そうした中、凸版印刷株式会社は、周波数28~300GHzのミリ波帯において、複数の電波を選択的に吸収する、軽量・薄膜のマルチバンド対応ミリ波吸収体を開発した。
開発品は、波長より小さい構造体を周期配置して任意の誘電率・透磁率を実現する人工媒質(メタマテリアル)の一種で、構造体の周期を二次元配置した人工表面である、「メタサーフェス構造」からなる軽量・薄膜のフレキシブル性のあるシートだ。
これにより、波長1~10mm、周波数30~300GHzのミリ波において、吸収する電波の周波数・帯域幅を自由に制御でき、一つの吸収体で6Gで用いられるテラヘルツ波向けの電波吸収体にも応用するなど、複数の周波数帯を選択的に吸収することができる。

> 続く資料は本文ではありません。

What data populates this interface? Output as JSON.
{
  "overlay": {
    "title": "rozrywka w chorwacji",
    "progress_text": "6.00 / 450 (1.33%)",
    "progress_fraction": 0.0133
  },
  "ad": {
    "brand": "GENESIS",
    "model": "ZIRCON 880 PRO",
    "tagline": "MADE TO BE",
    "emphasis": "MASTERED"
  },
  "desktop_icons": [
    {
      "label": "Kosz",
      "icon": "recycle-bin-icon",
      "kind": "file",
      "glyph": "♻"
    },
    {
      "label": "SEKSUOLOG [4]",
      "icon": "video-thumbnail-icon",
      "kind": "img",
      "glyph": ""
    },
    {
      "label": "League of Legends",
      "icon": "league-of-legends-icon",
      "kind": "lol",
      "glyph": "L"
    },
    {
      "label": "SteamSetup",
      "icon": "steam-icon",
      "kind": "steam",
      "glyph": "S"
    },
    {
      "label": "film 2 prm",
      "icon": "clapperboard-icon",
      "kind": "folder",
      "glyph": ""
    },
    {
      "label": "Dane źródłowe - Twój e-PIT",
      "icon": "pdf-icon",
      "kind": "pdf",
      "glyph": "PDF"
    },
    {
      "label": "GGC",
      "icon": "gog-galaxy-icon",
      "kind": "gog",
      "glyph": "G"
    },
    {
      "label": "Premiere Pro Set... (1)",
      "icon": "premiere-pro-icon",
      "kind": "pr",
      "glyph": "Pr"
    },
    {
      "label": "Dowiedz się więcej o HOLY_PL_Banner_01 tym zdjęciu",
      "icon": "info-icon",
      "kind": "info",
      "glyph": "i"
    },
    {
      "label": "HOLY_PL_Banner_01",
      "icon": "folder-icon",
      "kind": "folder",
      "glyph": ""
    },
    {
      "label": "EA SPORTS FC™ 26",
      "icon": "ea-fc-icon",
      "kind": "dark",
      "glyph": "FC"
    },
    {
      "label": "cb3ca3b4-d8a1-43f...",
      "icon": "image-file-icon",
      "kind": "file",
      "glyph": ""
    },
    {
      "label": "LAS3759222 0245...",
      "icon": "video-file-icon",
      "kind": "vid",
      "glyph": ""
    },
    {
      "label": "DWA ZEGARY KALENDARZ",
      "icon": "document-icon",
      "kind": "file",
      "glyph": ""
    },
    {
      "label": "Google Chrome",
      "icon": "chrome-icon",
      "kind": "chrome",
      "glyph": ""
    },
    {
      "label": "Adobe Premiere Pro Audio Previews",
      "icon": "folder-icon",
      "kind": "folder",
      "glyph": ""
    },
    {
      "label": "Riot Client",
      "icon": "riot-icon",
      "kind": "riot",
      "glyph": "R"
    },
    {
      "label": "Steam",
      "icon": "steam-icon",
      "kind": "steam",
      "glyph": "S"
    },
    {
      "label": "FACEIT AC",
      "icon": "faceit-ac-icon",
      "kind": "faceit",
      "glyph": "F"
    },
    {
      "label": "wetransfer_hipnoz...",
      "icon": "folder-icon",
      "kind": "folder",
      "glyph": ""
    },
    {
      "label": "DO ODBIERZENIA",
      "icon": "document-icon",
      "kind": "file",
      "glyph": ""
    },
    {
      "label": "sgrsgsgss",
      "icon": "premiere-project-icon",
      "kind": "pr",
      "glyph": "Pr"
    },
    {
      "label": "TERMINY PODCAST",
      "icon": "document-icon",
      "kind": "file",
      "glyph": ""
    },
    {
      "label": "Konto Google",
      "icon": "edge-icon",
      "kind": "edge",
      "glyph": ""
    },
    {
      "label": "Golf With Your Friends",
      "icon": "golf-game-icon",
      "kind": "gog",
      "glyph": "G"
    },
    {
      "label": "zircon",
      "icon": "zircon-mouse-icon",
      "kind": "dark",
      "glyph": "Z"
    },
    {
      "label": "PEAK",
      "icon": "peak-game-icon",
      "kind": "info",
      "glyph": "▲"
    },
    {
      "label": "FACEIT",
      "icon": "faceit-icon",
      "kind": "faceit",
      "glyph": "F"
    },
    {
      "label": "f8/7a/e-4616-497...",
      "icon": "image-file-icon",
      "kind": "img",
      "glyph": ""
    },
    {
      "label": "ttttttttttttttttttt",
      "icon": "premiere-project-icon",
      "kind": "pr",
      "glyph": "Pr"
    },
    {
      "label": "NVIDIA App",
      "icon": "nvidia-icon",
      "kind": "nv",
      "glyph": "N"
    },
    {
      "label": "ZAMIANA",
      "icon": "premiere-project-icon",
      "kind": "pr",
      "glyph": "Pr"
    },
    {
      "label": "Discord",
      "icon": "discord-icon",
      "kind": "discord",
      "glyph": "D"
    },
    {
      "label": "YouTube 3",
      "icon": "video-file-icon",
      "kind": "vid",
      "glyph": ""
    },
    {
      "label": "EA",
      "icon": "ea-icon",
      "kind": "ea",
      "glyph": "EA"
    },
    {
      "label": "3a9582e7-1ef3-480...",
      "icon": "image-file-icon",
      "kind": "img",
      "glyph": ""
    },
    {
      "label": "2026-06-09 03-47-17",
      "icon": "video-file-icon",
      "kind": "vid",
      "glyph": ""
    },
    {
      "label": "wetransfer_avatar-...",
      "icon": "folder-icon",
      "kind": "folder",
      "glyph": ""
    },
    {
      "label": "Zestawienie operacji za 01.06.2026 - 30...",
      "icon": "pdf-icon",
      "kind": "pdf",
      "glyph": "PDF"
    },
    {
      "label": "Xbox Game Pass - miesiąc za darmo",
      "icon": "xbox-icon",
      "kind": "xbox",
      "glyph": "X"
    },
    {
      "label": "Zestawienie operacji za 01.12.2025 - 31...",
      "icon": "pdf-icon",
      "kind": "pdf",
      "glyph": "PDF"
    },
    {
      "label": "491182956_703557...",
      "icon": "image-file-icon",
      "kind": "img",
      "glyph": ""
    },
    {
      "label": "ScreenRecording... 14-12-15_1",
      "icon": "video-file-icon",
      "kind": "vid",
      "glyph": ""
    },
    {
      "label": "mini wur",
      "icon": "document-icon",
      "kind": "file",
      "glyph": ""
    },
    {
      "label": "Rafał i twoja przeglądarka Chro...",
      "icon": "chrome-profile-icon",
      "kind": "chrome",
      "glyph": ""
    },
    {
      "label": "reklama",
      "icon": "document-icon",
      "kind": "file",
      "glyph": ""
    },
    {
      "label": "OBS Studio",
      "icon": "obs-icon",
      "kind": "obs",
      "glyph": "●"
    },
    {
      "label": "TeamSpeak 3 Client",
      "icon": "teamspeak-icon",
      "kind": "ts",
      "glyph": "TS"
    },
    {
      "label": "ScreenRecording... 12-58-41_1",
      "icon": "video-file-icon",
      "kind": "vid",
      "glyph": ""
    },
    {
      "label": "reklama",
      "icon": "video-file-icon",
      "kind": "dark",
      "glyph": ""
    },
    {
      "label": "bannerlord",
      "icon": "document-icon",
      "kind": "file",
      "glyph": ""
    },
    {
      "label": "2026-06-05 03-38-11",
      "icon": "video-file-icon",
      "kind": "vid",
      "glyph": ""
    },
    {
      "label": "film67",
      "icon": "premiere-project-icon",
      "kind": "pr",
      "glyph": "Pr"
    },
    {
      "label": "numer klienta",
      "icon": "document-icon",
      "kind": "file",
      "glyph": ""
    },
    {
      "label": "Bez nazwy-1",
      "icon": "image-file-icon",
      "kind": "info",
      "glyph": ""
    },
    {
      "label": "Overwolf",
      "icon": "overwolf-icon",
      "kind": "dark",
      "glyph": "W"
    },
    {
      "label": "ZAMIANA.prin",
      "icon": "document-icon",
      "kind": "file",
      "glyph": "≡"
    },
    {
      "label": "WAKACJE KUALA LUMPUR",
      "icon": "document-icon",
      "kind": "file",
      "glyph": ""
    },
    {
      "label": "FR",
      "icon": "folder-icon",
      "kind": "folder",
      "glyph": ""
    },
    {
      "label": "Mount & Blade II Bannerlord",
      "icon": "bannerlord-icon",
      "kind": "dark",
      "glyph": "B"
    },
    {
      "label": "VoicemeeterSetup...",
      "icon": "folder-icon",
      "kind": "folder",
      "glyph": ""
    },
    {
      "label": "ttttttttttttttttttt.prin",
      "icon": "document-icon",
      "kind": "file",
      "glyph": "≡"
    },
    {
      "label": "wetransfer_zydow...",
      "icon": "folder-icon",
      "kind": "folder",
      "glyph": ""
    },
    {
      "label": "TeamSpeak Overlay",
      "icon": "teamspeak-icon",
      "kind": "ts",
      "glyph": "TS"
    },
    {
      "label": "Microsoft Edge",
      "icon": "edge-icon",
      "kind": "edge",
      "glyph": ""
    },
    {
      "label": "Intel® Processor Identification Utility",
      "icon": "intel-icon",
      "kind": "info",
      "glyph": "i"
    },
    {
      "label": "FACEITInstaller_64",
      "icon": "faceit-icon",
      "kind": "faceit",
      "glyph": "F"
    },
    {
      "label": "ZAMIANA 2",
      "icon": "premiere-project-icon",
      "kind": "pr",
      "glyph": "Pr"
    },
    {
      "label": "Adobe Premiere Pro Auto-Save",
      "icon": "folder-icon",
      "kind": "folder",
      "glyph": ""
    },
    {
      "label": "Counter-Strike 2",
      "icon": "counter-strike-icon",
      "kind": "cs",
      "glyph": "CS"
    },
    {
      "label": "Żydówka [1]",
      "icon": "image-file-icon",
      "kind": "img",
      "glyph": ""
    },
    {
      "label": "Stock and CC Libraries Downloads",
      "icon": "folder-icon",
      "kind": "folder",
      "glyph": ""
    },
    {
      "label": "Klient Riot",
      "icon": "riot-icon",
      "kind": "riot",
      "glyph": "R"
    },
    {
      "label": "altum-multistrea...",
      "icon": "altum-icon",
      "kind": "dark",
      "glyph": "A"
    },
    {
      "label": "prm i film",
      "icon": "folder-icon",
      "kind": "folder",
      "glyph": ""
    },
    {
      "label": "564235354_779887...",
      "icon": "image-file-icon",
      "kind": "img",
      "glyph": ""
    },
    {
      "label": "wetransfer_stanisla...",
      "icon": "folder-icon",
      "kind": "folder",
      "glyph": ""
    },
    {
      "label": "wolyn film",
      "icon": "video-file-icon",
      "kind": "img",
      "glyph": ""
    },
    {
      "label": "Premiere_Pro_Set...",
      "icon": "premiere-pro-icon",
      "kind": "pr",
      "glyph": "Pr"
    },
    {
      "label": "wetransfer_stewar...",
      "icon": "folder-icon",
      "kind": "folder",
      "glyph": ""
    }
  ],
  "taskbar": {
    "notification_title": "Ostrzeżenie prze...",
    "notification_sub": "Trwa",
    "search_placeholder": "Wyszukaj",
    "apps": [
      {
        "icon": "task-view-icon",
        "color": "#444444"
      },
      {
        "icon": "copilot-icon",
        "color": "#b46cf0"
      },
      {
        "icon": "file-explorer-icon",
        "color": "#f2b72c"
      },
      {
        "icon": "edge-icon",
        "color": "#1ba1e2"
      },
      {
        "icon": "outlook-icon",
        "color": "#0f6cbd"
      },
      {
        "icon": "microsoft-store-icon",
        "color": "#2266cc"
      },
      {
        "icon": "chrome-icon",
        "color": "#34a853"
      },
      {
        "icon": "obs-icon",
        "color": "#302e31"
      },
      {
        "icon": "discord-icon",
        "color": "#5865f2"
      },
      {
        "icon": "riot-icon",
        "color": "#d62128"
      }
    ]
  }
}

また、表面加工が可能なため、オフィス室内や工場建屋内の天井や壁の装飾に使用できる意匠性付与が可能なことに加え、従来品比べ約96%の軽量化を実現している。
将来的には、本開発品をテラヘルツ波向けの電波吸収体へ応用するための開発を進めていく予定だ。
なお、この開発品は、2022年12月7日〜9日に開催される「第13回フィルムテック ジャパン(高機能フィルム展)」の凸版印刷ブースに展示される。